Working Toward Banking Transparency In Ukraine

by Paul Richardson

An extensive study has revealed how little information Ukraine’s largest banks are willing to share about their finances and their management.

Ukrainian banks are “troeshniki” (C students) in information disclosure: They disclose only 48 percent of the information they should be revealing by international standards, according to the extensive research done by Standard & Poor’s and Ukraine’s Financial Initiatives Agency, with support from USAID’s Capital Markets Project.

Such a level of transparency is insufficient for investors, both foreign and domestic, who, particularly in times of crisis, tend to look closely at where they put their money. It is also insufficient for the general public. After all, Ukrainians are themselves already investors in the financial sector, and their deposits allow banks to function, invest, and lend. These ordinary Ukrainians’ deposits are the lifeblood of any bank – as the recent bank crisis in Ukraine shows.

Timely and accurate information disclosure is critical. It is the foundation that stable banks and corporations are built upon. Without proper disclosure about their business, finances, and management, banks cannot become the pivotal financial institutions the market (and the people) need. Why?

First, disclosure standards are like x-ray goggles, giving an almost unobstructed view of the inner workings of a bank.

Second, adequate information disclosure acts as an early warning system when something is wrong with a financial institution. Disclosure requirements concerning financial statements force companies to publish data that tell market experts about possible dangers, like overexposure to foreign debt or nonperforming loans. An ordinary bank deposit holder would also get advance notice of possible problems. Banks, knowing this, would possibly adapt their strategy to make it less risky.

Disclosure rules about management and its structure force companies to reveal who the people running the company are: what is their education, their previous work experience, and their business and personal reputation? In well-regulated markets, the motto is: “Disclosure is the best disinfectant, and sunshine is the best policeman.”

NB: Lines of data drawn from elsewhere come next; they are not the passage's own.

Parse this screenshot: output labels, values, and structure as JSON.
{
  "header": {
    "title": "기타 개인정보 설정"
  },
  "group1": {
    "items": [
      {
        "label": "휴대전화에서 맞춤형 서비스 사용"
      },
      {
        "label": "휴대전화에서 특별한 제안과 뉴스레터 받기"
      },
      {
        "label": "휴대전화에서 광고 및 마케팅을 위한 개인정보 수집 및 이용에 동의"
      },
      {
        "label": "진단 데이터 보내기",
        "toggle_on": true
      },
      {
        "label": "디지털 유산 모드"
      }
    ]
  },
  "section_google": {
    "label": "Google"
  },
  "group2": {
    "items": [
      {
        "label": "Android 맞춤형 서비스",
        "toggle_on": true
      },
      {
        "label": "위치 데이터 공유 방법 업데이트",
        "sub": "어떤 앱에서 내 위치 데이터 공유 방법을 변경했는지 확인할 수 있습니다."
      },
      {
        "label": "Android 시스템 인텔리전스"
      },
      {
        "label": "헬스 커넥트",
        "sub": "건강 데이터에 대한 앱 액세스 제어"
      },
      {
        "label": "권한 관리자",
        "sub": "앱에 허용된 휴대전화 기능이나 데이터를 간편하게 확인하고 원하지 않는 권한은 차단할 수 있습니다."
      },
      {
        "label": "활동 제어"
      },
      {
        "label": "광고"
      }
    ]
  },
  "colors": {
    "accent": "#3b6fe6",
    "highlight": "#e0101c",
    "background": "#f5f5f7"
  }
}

Information disclosure rules also act as a deterrent to affiliated party transactions and other abuses: the chances are greater that a manager will resist temptation to use the bank as a cookie jar if he knows its finances are transparent. And so are the chances that he will abstain from hiring his first cousin out of family loyalty.

But for now, information disclosure by Ukrainian banks is insufficient to satisfy these needs.

That said, many market participants and government representatives understand that increasing transparency is crucial. That’s why the Joint Stock Company Law was finally passed last year. Among many other good features, it sets higher transparency standards for these companies.

Another positive step is the Electronic System of Comprehensive Information Disclosure (ESCRIN). It is being implemented by the Securities and Stock Market State Commission (SSMSC) with support from USAID’s Capital Markets Project, as part of USAID’s 15 years of commitment to develop Ukraine’s financial sector.

As soon as the implementation process is over early next year, it will become mandatory for all publicly listed and traded companies to disclose information according to the ESCRIN requirements, bringing Ukraine one step closer to international standards and to building investor confidence in the capital market.

Once ESCRIN is in place, any investor can access the ESCRIN data through the SSMSC website, type in the name of any publicly listed and traded company, and find an unprecedented amount of quality information about the issuer. This information will be in real-time to allow investors to make timely decisions. It will also be free of charge, to allow wide public exposure.

ESCRIN will include descriptive parts, understandable to people who do not have a higher financial education, to people who have bank accounts, mortgages, investments in pension funds -- and, therefore, have the right to know. As these disclosure obligations are being put in place, they have to be enforced in a timely and -- once again! -- transparent fashion.

Ukraine is taking essential steps to develop its economy in accordance with international best practices for all its citizens. Yes, the crisis continues adversely to affect Ukraine and its citizens, but it can also show the way to a more vibrant, honest, and transparent economy.

Paul Richardson is the USAID acting director of the Office of Economic Growth of the U.S. Agency for International Development (USAID) in Kyiv. The views expressed in this commentary are the author's own and do not necessarily reflect those of the U.S. government or RFE/RL.